Revenues from motor fuel are used primarily to support the states' transportation systems. In this time of large state budgetary deficits, it is particularly important that all motor fuel tax funds are collected, remitted, and credited to the respective state highway accounts. However, allegations of significant evasion of these taxes persist. The extent and causes for this loss of revenue from fuel tax evasion are not fully understood. For states to maximize receipt of their motor fuel taxes, it is imperative for them to most efficiently develop and direct their enforcement resources. In order to do so, it is important to determine the origin and extent of fuel tax evasion and to be able to evaluate the potential effectiveness of enforcement options.
Reliable estimates for motor fuel tax evasion rates are not available. The objective of this research project was to develop and demonstrate a methodology for identifying and quantifying state-level fuel tax evasion. The methodology, as envisioned, would account for different practices among states that may lead to different rates of evasion. The results from this methodology would allow individual states to develop and evaluate potential solutions and enforcement options.

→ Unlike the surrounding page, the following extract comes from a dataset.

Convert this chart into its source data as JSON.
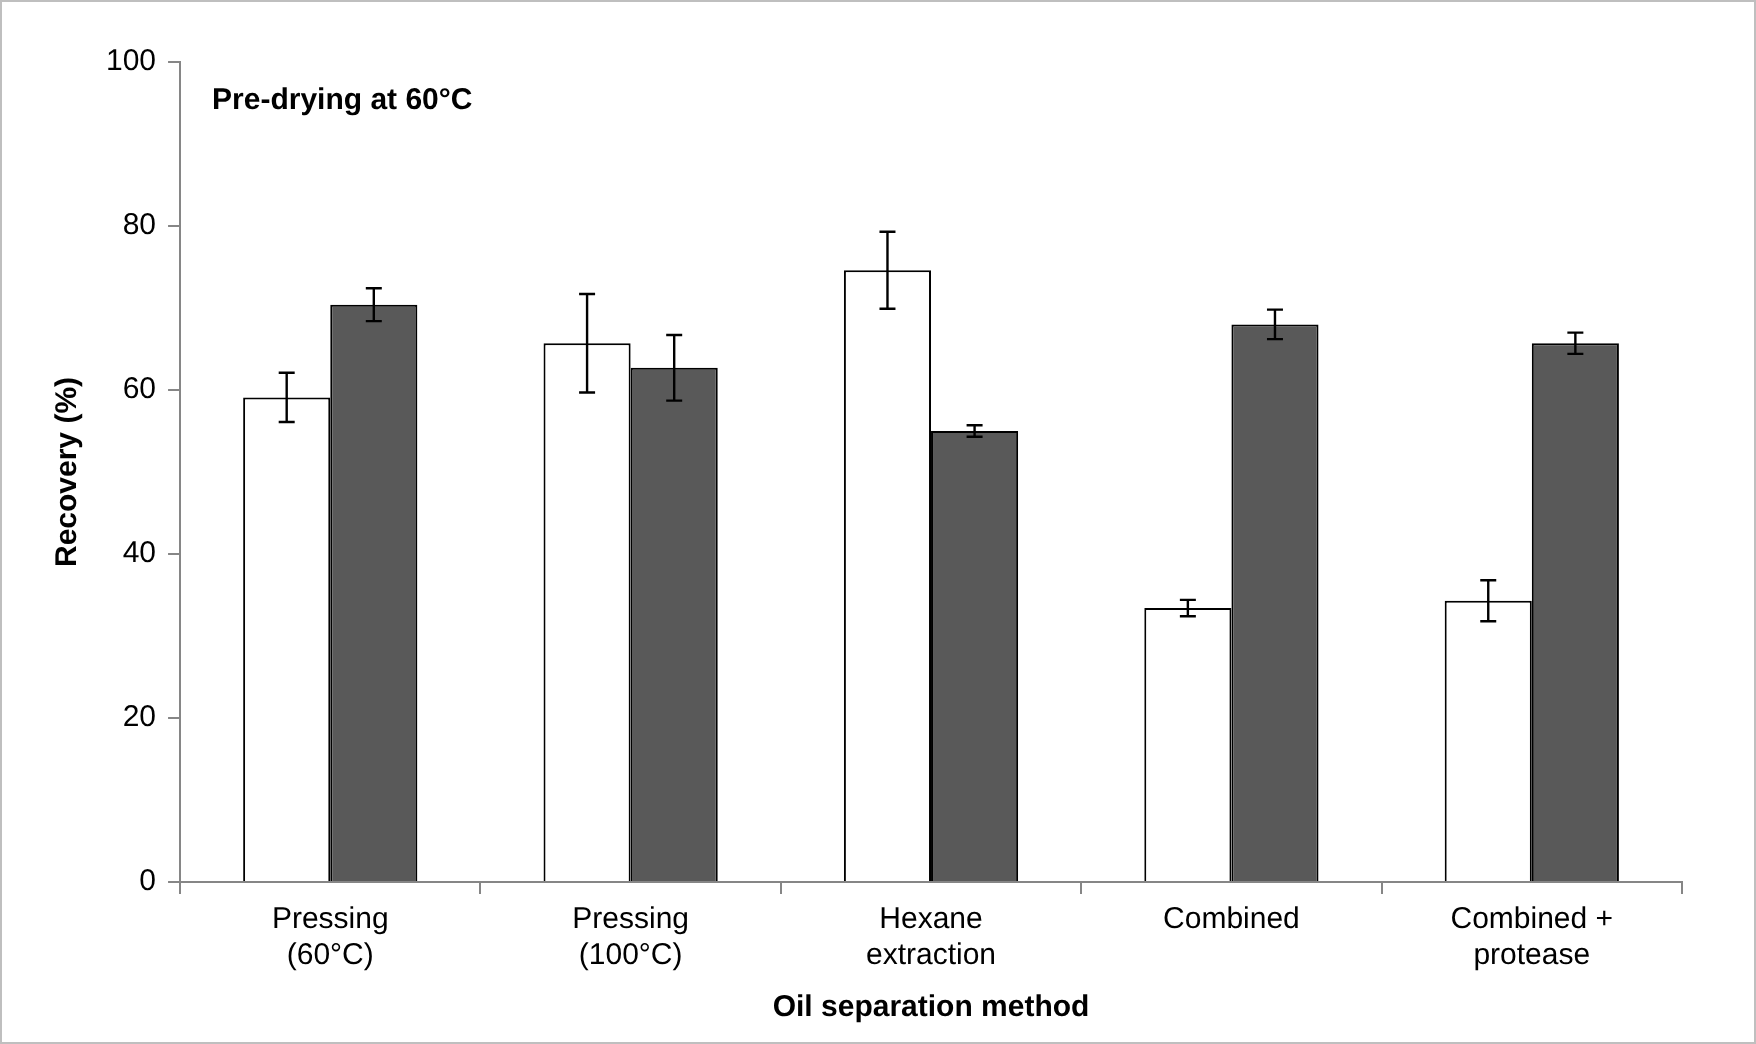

The project entailed the following tasks: (1.) Conduct a review of literature and research on fuel tax administration, enforcement, and evasion. (2.) Develop a critical review of current state fuel tax enforcement practices, including notable policies, key problems, and issues. (3.) Identify and describe the types of data that are available regarding fuel tax administration and enforcement that relate to minimizing state fuel tax evasion. Determine the accessibility, limitations, and credibility of the data. (4.) Identify the physical, administrative, and enforcement characteristics of state practices and other factors that may influence the rates of compliance with state fuel tax laws and regulations. To the extent that available data allow, identify the relationships between rates of evasion and those characteristics. (5.) Based on the information developed in Tasks 1 through 4, identify possible strategies, methods, and tools to measure and evaluate state fuel tax evasion. (6.) Prepare an annotated outline of a preliminary methodology for identifying and quantifying state-level fuel tax evasion. (7.) Prepare and submit an interim report that documents the work performed and findings from Tasks 1 through 6. At a meeting with the NCHRP panel, discuss the information in the interim report, panel comments, and recommend revisions to the work plan for subsequent tasks. NCHRP approval is required before proceeding with subsequent tasks. (8.) Develop the preliminary methodology for evaluating and quantifying state-level fuel tax evasion, including strategies, methods, and tools. The methodology should be organized and presented in a manner to allow individual states to identify and evaluate potential solutions and enforcement options. (9.) Present the preliminary methodology developed in Task 8 to selected professional practitioners to obtain input and feedback. (10.) Based on practitioner review and feedback, and with the guidance of the NCHRP panel, revise the recommended strategies, methods, and tools included in the methodology. (11.) Prepare and submit a final report including the final methodology for panel review and approval.
Product Availability: The project final report is available as NCHRP Report 623.